We are very happy that Project DReaM has taken this step to encourage open discussion, which is certain to generate intense criticism, as anyone familiar with the DRM debates will immediately recognize. However, open criticism by many legal and computer security experts is the only way to properly evaluate a DRM system that aspires to support public licenses and fair use.

There is some existing literature on DRM and fair use. One starting point is a 2003 special issue of the Communications of the ACM on the theme “Digital Rights Management and Fair Use by Design.” Unfortunately these papers are not open access, but abstracts and exceprts are available at Cover Pages. Another is the DRM page of the Samuelson Law, Technology & Public Policy Clinic, which features several downloadable papers on DRM and fair use. In brief, there are two extremely difficult problems to overcome for a DRM system to support fair use: determining what constitutes fair use or trusting users and privacy.

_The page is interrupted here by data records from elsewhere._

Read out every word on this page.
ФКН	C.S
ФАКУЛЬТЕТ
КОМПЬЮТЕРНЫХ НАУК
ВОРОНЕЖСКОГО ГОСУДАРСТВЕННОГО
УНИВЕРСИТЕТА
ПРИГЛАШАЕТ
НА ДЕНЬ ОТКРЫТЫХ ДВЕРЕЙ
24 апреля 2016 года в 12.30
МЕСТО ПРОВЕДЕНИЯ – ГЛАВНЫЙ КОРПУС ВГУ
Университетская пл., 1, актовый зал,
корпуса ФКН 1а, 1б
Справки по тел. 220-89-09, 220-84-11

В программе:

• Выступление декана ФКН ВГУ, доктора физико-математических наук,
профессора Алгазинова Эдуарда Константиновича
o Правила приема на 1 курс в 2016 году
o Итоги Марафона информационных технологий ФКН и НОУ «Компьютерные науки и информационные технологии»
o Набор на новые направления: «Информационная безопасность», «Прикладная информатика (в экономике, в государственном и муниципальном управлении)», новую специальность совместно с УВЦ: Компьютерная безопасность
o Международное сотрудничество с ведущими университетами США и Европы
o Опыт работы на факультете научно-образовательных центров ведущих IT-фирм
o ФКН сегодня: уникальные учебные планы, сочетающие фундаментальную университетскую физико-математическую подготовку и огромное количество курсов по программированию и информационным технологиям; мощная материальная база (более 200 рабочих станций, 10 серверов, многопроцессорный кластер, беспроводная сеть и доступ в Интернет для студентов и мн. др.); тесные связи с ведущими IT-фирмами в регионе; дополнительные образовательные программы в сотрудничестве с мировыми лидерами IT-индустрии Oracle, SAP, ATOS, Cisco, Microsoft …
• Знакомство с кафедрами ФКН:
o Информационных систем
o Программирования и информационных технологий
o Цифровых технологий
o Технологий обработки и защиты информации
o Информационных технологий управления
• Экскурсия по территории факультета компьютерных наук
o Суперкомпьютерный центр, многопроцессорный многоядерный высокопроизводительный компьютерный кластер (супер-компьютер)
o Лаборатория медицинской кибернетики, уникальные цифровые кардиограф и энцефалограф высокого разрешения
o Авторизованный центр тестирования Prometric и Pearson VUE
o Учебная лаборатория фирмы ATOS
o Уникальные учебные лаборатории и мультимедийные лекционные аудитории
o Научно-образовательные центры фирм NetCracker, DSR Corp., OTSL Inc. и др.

Even if Project DReaM has successfully specified support for CC licensed works and fair use with DRM, there would probably be other hurdles to deploying truly non-defective DRM. The good news is that in the last year many more people have realized that DRM is not good for business or consumers, particularly in the music industry. However, attempts to make DRM work will probably be with us for some time. If it can be shown that it is possible to design a DRM system that supports fair use, consumers and advocates can demand that all DRM systems meet that standard. If not (and admittedly, we suspect this is the case), all the more reason to hasten the abandonment of DRM and the hindrance it poses to innovation, and to embrace technologies that make content more useful and empower users.